Namun, aksi melompatnya terhenti saat ia melihat seorang lelaki yang duduk di kursi roda dekat warung belakang.

Dengan penuh rasa penasaran, Rama kembali melompat keluar dan menghampiri lelaki itu.

"Lagi apa lo disini?"

Lelaki itu mendongak. Hal pertama yang Rama lihat adalah lelaki ini sangat pucat, seperti mayat hidup. Ah, apakah orang ini zombie?

"Anak-anak kelas tiga, masih lama keluarnya?" tanyanya.

Rama melirik jam tangan yang ada di tangannya. "Mau ada bimbingan tambahan sih, kenapa?"

Lelaki itu tersenyum dan menyodorkan kantong plastik. "Kalo gue titip ini .. boleh?" pintanya.

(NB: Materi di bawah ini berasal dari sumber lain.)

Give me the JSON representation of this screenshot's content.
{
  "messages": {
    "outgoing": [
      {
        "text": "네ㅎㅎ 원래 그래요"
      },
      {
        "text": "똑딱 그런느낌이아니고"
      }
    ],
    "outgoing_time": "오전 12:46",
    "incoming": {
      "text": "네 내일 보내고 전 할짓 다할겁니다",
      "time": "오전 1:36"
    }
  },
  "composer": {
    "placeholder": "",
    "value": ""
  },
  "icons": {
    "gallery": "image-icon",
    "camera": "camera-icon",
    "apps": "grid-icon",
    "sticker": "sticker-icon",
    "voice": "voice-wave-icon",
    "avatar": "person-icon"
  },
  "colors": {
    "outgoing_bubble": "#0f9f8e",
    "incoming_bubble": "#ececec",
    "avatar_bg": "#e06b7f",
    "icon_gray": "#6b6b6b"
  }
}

Rama mengerutkan keningnya. "Buat siapa? Ini isinya apa? Jangan-jangan .. lo pengedar narkoba yang kabur ya? Ngaku lo!" tuduh Rama.

Lelaki itu menghela napasnya. "Gue bukan pengedar narkoba dan isi plastik itu cuma makanan dan minuman, lo bisa cek."

Rama menerima plastik itu dengan ragu. Tapi akhirnya Rama menerimanya. "Buat siapa?" tanya Rama.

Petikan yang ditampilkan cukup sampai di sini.